Uma forma de melhorar a taxa de aceitação, segundo Paulo Pêgo Fernandes, presidente da ABTO (Associação Brasileira de Transplante de Órgãos), passa tanto pela melhora no convencimento das famílias quanto por uma readequação dos centros transplantadores. "Mesmo na cidade de São Paulo, a estrutura, as equipes e o financiamento desses centros nem sempre são suficientes."

Para remunerar tanto o hospital transplantador quanto a equipe, são desembolsados R$ 50 mil pelo Sistema Único de Saúde. O valor, de acordo com Fernandes, não cobre todos os gastos. "Os planos de saúde só são obrigados a cobrir transplantes de rim e de córnea. Quase sempre as pessoas recorrem ao SUS", conta.

Fernandes lembra ainda que, hoje, de cada 100 doadores, só 15 podem ser usados. Nos melhores centros esse número chega a 35%, 40%. São descartadas as doações de diabéticos graves, fumantes, idosos e pessoas que tiveram parada cardíaca.

Quando o novo coração de Eunice chegou ao complexo do HC, de helicóptero, eram 15h26. Ela já estava havia mais de uma hora no centro cirúrgico sendo preparada: entrou na circulação extracorpórea, teve o peito aberto e o coração antigo removido. Oito minutos depois, às 15h34, o órgão já estava no centro cirúrgico. Às 16h25, já batia no novo lar.

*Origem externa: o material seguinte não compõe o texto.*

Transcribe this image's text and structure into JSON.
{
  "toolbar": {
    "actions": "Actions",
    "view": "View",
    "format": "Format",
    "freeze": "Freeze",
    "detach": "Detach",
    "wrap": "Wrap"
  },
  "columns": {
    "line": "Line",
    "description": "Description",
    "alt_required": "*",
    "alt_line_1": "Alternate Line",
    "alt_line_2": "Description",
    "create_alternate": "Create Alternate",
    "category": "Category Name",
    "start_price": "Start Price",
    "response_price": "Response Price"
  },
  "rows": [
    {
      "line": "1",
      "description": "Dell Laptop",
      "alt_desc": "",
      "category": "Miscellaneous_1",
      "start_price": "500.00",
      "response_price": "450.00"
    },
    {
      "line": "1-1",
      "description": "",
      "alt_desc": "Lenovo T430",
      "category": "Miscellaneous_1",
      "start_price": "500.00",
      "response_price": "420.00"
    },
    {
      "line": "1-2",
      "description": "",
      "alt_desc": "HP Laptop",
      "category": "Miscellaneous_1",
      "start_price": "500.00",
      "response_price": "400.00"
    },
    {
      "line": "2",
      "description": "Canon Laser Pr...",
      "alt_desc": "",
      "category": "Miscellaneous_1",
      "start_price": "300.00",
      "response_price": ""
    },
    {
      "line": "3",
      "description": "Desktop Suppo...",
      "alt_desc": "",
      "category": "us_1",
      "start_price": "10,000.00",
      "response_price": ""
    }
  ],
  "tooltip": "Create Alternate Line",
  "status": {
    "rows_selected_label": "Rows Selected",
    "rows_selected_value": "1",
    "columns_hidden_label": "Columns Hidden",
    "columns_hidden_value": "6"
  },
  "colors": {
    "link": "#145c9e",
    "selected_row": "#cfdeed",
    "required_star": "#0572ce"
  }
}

Eunice Maria Alves,57, faz fisioterapia após ser submetida a um transplante do coração

Eunice Maria Alves,57, faz fisioterapia após ser submetida a um transplante do coração Lalo de Almeida/Folhapress

Segundo os cirurgiões Fábio Jatene, do Incor, e Paulo Chaccur, do Instituto Dante Pazzanese, a técnica usada hoje em transplantes –bicaval, na qual a ligação é feita nas duas veias cavas– é ligeiramente diferente daquela usada por Barnard, Zerbini e Shumway –biatrial, que preserva uma boa parte do coração do receptor. A nova modalidade é mais arrojada, dizem, e gera menos complicações.

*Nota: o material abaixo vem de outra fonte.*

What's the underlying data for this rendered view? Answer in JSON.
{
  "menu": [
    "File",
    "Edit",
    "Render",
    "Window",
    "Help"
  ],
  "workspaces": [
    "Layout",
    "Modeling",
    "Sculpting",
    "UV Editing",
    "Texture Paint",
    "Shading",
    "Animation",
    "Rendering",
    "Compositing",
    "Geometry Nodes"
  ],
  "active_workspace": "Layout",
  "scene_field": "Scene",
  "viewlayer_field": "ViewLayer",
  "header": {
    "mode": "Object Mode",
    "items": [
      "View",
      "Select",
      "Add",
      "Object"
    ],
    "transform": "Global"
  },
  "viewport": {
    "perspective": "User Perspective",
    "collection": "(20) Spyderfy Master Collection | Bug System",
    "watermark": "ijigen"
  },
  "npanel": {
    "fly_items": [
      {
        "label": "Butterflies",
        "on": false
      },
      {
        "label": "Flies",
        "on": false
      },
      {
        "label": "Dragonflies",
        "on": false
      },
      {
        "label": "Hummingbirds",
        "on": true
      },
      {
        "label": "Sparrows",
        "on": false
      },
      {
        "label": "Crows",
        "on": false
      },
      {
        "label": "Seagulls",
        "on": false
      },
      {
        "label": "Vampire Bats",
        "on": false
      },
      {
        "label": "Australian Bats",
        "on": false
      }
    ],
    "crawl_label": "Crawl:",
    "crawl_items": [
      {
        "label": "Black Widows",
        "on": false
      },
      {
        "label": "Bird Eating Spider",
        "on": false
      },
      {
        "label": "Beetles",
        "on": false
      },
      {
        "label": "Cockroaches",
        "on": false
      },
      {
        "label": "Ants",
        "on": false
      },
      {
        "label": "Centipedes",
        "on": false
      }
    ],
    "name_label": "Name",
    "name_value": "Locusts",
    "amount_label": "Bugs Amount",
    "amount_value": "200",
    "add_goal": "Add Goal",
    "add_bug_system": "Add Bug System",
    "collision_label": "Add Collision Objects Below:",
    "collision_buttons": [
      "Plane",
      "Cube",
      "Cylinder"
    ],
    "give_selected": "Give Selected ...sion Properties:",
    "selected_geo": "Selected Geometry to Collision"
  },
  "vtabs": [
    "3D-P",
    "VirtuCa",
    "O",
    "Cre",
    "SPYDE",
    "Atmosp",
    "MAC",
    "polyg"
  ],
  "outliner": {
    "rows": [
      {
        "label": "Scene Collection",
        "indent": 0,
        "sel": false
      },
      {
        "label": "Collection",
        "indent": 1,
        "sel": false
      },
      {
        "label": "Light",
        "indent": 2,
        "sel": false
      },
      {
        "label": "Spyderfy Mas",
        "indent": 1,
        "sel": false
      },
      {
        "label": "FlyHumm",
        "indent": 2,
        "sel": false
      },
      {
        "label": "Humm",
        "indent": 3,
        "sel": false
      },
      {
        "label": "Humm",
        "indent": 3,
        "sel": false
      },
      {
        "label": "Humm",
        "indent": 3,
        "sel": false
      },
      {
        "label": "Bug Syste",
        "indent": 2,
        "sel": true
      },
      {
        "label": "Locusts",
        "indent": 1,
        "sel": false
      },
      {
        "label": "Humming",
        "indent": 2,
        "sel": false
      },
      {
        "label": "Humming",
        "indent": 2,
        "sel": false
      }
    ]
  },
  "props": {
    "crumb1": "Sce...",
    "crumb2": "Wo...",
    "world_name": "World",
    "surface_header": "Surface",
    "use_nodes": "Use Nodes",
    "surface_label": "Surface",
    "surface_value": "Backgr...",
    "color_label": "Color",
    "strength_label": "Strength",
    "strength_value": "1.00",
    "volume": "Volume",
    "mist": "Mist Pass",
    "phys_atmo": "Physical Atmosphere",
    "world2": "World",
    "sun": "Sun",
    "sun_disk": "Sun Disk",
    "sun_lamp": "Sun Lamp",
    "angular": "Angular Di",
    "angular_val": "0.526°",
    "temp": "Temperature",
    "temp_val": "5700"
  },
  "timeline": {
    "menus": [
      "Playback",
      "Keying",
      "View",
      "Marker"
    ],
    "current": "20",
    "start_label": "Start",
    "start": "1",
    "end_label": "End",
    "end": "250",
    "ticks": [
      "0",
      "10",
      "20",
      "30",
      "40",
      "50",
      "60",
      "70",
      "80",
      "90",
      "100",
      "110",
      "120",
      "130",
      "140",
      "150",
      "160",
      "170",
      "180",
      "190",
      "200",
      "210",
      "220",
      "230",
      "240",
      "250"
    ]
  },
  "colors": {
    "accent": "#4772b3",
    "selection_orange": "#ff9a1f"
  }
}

Coração encaixado, é hora de monitorar o funcionamento do novo órgão para ver se ele dá conta da função, garantir se o fígado está funcionando bem, checar se há sangramentos e fechar o peito.

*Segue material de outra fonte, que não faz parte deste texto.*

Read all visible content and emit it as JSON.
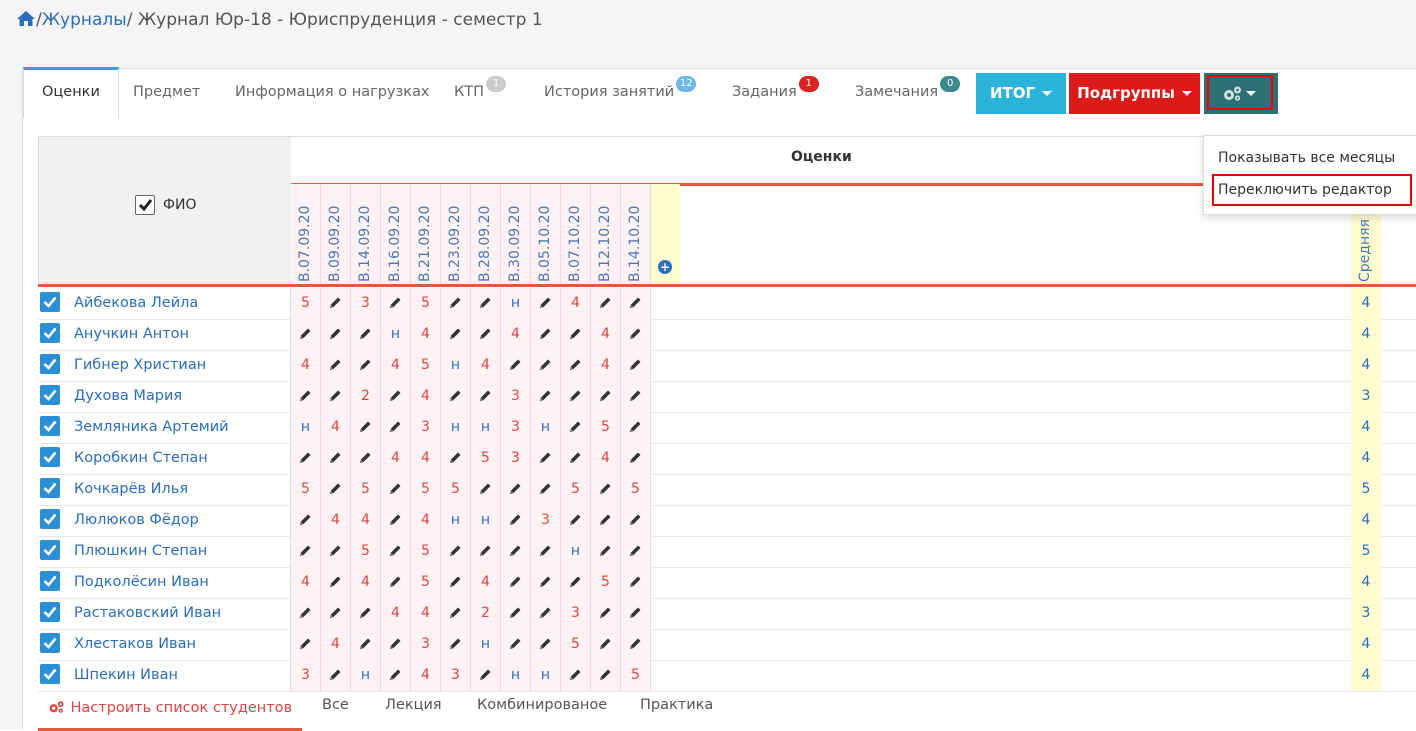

Eunice acordaria só no dia seguinte, ainda desnorteada. Leva dias até que se recupere a noção de tempo e a força muscular, após meses de cama.

Na semana seguinte, a melhora era surpreendente. Já sentava, ficava de pé, erguia halteres. Ela segue cada vez mais perto de seus desejos pós-cirurgia: continuar a obra da igreja que frequenta e ir a um rodízio de pizzas.